Scientists said they have discovered a 600-year-old Chinese coin in Kenya on the island of Manda, located just off the coast of the East African country, suggesting there was trade between China and Africa years before Europeans arrived.
The small piece is made out of copper and silver, with a square hole in the middle. The coins were called “Yongle Tongbao,” named after Ming Dynasty Emperor Emperor Yongle, who ruled between 1403 and 1425, according to the website of the Field Museum of Chicago. Yongle sent Chinese explorers, including famed admiral Zheng He, to explore around the Indian Ocean.
“Zheng He was, in many ways, the Christopher Columbus of China,” said Dr. Chapurukha M. Kusimba, the curator of African Anthropology at The Field Museum. “It’s wonderful to have a coin that may ultimately prove he came to Kenya,” he continued.

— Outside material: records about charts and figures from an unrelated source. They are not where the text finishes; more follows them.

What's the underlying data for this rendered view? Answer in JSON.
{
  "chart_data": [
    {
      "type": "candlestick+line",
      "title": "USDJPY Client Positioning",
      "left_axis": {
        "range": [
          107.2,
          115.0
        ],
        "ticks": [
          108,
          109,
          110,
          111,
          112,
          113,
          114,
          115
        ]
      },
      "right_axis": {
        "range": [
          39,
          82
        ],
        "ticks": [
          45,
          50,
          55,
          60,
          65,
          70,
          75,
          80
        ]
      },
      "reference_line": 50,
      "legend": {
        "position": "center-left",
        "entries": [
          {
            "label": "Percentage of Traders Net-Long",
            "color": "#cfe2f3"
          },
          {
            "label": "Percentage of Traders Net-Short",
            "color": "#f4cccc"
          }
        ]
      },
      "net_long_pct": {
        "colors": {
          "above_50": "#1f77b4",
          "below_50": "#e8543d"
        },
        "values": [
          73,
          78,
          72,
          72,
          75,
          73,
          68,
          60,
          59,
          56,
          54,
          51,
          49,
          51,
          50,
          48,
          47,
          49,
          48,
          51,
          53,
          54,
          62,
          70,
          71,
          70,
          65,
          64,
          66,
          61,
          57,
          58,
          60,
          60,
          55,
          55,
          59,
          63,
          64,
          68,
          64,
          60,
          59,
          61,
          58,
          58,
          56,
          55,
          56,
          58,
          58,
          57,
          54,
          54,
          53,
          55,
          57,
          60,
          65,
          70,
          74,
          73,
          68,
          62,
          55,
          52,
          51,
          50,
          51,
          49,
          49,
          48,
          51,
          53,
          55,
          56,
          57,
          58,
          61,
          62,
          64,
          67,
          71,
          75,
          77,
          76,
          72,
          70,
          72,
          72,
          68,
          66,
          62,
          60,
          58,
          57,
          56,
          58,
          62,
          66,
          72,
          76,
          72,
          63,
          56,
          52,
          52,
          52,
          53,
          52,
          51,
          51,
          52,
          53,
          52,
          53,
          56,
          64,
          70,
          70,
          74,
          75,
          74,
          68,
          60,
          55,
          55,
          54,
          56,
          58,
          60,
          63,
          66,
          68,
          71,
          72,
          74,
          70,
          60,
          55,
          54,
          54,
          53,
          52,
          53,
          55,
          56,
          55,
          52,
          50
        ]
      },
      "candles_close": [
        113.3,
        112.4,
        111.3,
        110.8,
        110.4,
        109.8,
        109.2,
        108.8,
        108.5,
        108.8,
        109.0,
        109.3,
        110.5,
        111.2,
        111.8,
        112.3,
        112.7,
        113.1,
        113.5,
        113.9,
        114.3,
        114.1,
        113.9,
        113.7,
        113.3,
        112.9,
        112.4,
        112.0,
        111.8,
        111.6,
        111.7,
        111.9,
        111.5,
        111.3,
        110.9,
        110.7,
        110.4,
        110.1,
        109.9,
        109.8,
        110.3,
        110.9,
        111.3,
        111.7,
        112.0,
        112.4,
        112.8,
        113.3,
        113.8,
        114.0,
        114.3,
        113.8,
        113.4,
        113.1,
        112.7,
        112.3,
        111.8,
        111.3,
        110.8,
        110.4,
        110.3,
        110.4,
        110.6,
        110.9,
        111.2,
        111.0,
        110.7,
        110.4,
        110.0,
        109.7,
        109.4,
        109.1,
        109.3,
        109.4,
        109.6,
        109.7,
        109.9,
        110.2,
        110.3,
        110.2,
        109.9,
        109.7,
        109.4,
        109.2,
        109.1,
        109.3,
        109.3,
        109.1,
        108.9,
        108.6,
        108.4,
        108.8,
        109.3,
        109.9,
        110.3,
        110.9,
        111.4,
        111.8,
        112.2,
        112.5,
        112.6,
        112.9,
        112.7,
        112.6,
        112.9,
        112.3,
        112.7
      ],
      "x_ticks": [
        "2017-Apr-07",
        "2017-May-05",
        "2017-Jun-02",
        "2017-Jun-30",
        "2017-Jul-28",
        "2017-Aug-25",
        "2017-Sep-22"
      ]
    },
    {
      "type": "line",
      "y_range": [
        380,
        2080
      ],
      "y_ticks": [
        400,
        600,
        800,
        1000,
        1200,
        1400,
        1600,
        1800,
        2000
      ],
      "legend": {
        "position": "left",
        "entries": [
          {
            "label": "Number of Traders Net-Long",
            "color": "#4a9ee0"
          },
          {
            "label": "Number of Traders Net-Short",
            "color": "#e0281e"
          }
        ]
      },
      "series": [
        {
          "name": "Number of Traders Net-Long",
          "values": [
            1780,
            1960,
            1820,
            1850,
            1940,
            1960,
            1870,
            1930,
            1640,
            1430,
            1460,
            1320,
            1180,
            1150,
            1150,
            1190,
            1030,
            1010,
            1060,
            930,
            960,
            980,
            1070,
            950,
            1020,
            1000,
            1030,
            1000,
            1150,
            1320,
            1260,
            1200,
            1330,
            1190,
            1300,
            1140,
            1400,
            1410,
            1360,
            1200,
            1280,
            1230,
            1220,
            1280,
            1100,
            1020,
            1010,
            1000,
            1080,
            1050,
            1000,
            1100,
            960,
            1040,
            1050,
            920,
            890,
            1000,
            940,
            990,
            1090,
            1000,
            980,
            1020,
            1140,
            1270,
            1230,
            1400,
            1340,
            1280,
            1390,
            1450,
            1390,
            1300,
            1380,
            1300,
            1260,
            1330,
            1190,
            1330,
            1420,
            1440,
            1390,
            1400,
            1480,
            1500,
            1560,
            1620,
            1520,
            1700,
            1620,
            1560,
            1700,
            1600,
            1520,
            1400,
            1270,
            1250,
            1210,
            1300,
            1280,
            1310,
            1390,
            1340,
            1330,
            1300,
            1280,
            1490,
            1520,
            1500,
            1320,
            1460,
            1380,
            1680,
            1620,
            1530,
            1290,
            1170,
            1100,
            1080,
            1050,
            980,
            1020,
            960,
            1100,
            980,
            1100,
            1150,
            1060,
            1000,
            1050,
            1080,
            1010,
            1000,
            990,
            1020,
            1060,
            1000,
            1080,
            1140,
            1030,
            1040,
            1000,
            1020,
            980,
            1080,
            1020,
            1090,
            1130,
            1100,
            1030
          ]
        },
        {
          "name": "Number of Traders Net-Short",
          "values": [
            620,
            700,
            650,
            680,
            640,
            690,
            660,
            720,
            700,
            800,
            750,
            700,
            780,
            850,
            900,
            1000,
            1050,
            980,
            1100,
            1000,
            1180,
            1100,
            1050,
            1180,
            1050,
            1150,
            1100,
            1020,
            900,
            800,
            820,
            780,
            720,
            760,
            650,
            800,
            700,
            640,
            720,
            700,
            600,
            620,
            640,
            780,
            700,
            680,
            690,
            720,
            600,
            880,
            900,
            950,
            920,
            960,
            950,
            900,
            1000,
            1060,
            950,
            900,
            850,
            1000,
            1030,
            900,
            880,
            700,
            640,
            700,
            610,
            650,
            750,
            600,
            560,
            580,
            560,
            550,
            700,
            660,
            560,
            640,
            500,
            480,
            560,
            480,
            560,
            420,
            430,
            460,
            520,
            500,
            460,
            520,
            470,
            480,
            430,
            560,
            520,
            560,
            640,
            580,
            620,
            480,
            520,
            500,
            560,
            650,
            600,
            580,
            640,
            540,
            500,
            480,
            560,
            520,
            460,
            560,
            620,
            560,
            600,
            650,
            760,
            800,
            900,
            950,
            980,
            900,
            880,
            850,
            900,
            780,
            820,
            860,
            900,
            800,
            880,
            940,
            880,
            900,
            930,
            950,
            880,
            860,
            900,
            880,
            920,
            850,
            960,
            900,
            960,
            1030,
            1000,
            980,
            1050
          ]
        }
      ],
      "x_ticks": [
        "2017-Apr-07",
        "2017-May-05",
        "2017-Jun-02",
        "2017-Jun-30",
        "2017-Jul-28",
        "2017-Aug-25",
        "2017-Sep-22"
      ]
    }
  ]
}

Kusimba said that “Chinese currency in East Africa is very, very rare.”
“Whether it turns out to be fake it is still extremely exciting. It speaks to the competition going on between merchants, the kind of competition that is still visible today,” he told the Chicago Sun-Times.
After Emperor Yongle died, China stopped exploring and trading, according to the Field Museum. This allowed the Europeans to dominate the Age of Discovery and further their countries’ respective empires.
Researchers from Kenya, Pennsylvania, and Ohio took part in the expedition on Manda, according to The Associated Press. They also found other artifacts and human remains that predated the coin.
Manda was home to a relatively advanced civilization from 200 to 1430, but was abandoned and was never inhabited after that, according to the museum.
“We hope this and future expeditions to Manda will play a crucial role in showing how market-based exchange and urban-centered political economies arise and how they can be studied through biological, linguistic, and historical methodologies,” Kusimba said.